# Softbox vs Scrims



## Goldsmith (Jan 15, 2013)

By  trade I am a  jewelry designer and am working  on creating a line of floral jewelry in Silver  and high kt gold vermeil. I am doing this all on a shoestring budget and  consequently am finding it necessary to try and shoot my own photos. I have some really high polish reflective surfaces in my jewelry but at the same time, and in the same piece I have a matt to semi matt parts in 24 kt yellow gold vermeil

I am currently studying as much as possible on product photography and am trying to come up with the best set up to shoot my jewelry.

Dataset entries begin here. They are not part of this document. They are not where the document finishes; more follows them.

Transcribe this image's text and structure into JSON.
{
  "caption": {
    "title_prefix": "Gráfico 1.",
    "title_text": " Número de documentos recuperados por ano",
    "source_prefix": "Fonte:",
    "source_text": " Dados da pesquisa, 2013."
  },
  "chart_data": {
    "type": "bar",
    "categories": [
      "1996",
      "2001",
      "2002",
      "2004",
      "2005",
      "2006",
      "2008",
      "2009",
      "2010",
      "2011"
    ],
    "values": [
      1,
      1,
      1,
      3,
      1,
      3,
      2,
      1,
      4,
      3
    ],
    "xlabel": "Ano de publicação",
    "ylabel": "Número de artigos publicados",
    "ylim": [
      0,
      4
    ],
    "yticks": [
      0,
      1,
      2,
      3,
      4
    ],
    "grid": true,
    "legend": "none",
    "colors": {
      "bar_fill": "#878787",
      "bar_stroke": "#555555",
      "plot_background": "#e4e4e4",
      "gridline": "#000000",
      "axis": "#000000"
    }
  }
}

I was wondering if anyone can guide me as to whether  I should try to get a soft box together or if making some scrims would be better, or both ? 

Also I am trying to shoot everything so as to have a white background but am finding the silver bands in my work are disappearing into the white background and require loads of Photoshop work to get anything usable
My camera is a Canon t4i with a good 100 mm macro lens

Any help would be greatly appreciated


----------



## nycphotography (Jan 15, 2013)

Jewelry is small.  a softbox for a speedlight might be more than adequate, and they start $30.  Add in a light stand and speedlight bracket for another $40 and you're all set.  Or you can get a complete "speedlight softbox kit" (everything BUT the speedlight) for $100-$130ish.

Also the product globes / photo boxes / flash tents could also be a great answer when used with a speedlight being bounced off the ceiling or an overhead sheet of foamcore.

Interfit 24" Pop Up Photo Box INT315 B&H Photo Video


----------